Second, horsehide was the leather of choice up until the 1960s, when steerhide was introduced, followed by naked cowhide in the late 1970s. Has the quality of all the leathers decreased over the decades? Through the horsehide years, the quality remained relatively consistent, as it’s always been such a demanding/costly tanning process (see our exploration of shell cordovan here), but once that leather was swapped out, most agree that, decade by decade, the quality has deteriorated some. You can still get yourself a horsehide Perfecto from Schott, but it’s a special order item, with a special order price tag to match.
From it’s humble, half-a-saw-buck beginnings, the Perfecto has been shamelessly (and aggressively) ripped off by everyone from the Gap to Jean Paul Gaultier, and every price point in-between.
Pop-culturally, the right people naturally gravitated to the Perfecto (except for Michael Cera in the most recent season of Twin Peaks…oof), insuring that it never lost its appeal as the ultimate in conspicuously cool outerwear.
Some have lost the belt (both literally and figuratively), but by and large all the major style components will be found on Perfectos and Perfecto-inspired jackets today.
Perfecto Style Jackets Available Today
Schott Perfecto 618
Of course, Schott NYC still makes their version (and some silly looking take-offs as well), but if you’re wanting to stick to the classic details while upping the leather quality, you might be better off buying one from another maker. (If you wanted a pair of 501-style jeans, would you buy 501s? Me neither.)
The 618 Perfecto in steerhide is available for $740 at Schott.
The Real McCoy’s Buco J-22
The Real McCoy’s makes an amazing reproduction of the old Buco (Schott competitor/emulator) J-22 in horsehide (do they make anything that’s not amazing)?
Available for $2,357 at Superdenim.
Lewis Leathers Bronx Jacket
Lewis Leathers makes their Bronx Jacket No. 384, which is made in the UK and available for £830 (about $1,110 USD) on their site.
Himel Bros. Avro 1939
My personal favorite (I have expensive tastes) is the Himel Brothers Avro 1939 Japanese Horsehide jacket, which has a tapered belt, slightly larger lapels and is most certainly grounds for divorce. It’s available for $2,450 at Himel.
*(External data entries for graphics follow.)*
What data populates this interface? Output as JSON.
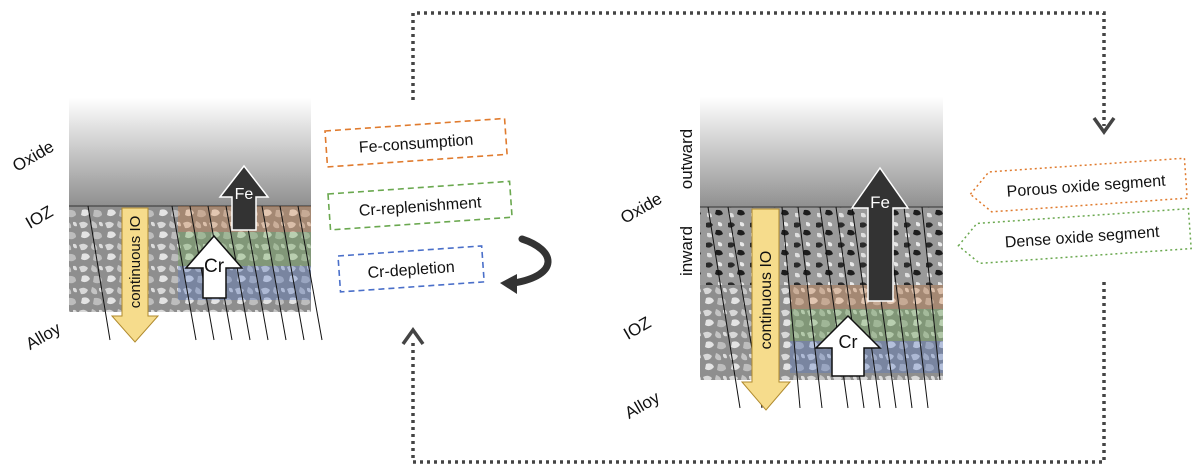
{
  "left_panel": {
    "labels": {
      "oxide": "Oxide",
      "ioz": "IOZ",
      "alloy": "Alloy"
    },
    "arrows": {
      "fe": "Fe",
      "cr": "Cr",
      "continuous_io": "continuous IO"
    }
  },
  "middle_boxes": {
    "fe_consumption": "Fe-consumption",
    "cr_replenishment": "Cr-replenishment",
    "cr_depletion": "Cr-depletion"
  },
  "right_panel": {
    "labels": {
      "outward": "outward",
      "oxide": "Oxide",
      "inward": "inward",
      "ioz": "IOZ",
      "alloy": "Alloy"
    },
    "arrows": {
      "fe": "Fe",
      "cr": "Cr",
      "continuous_io": "continuous IO"
    }
  },
  "right_callouts": {
    "porous": "Porous oxide segment",
    "dense": "Dense oxide segment"
  },
  "colors": {
    "fe_consumption": "#e07b2e",
    "cr_replenishment": "#6aa84f",
    "cr_depletion": "#4a6fc9",
    "continuous_io": "#f6dc8c",
    "fe_arrow": "#333333",
    "loop_arrow": "#444444"
  }
}
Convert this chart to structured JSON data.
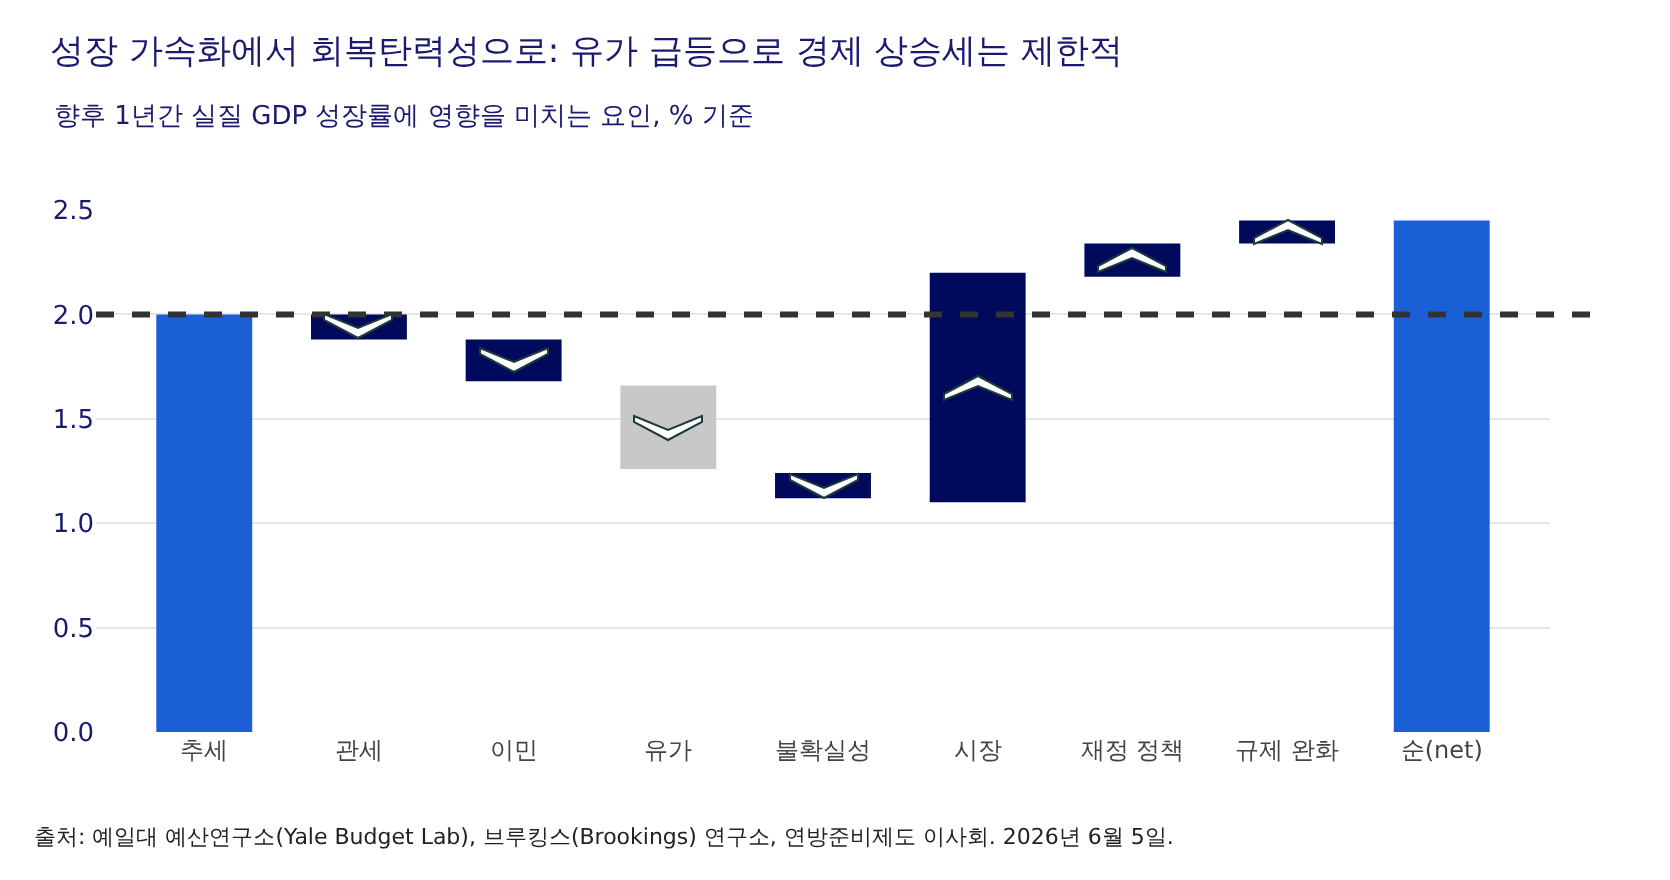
{
  "chart_data": {
    "type": "bar",
    "title": "성장 가속화에서 회복탄력성으로: 유가 급등으로 경제 상승세는 제한적",
    "subtitle": "향후 1년간 실질 GDP 성장률에 영향을 미치는 요인, % 기준",
    "categories": [
      "추세",
      "관세",
      "이민",
      "유가",
      "불확실성",
      "시장",
      "재정 정책",
      "규제 완화",
      "순(net)"
    ],
    "values": [
      2.0,
      -0.12,
      -0.2,
      -0.4,
      -0.12,
      1.1,
      0.16,
      0.11,
      2.45
    ],
    "base": [
      0,
      2.0,
      1.88,
      1.66,
      1.24,
      1.1,
      2.18,
      2.34,
      0
    ],
    "colors": [
      "#1a5fd6",
      "#000a5c",
      "#000a5c",
      "#c8c8c8",
      "#000a5c",
      "#000a5c",
      "#000a5c",
      "#000a5c",
      "#1a5fd6"
    ],
    "ylim": [
      0,
      2.5
    ],
    "yticks": [
      {
        "value": 0,
        "label": "0.0"
      },
      {
        "value": 0.5,
        "label": "0.5"
      },
      {
        "value": 1,
        "label": "1.0"
      },
      {
        "value": 1.5,
        "label": "1.5"
      },
      {
        "value": 2,
        "label": "2.0"
      },
      {
        "value": 2.5,
        "label": "2.5"
      }
    ],
    "grid": "y",
    "ref_lines": [
      {
        "axis": "y",
        "value": 2.0,
        "color": "#333333",
        "line_style": "dashed"
      }
    ],
    "annotations": [
      "출처: 예일대 예산연구소(Yale Budget Lab), 브루킹스(Brookings) 연구소, 연방준비제도 이사회. 2026년 6월 5일."
    ]
  }
}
When it comes time to get your own “Perfecto,” I suggest following these two simple rules shared with me by a longtime friend/motorcyclist/owner of more leather jackets than seems reasonable: First, and especially if you plan to actually wear the motorcycle jackets while riding a motorcycle, get the best quality jacket (and helmet) you can, and then spend whatever money you have left on the bike. And second, buy the smallest size you can get into–you may think you want some breathing room, but you really don’t.
Other than that, you really can’t go wrong…except if you’re Michael Cera (because the new Twin Peaks was unsettling enough).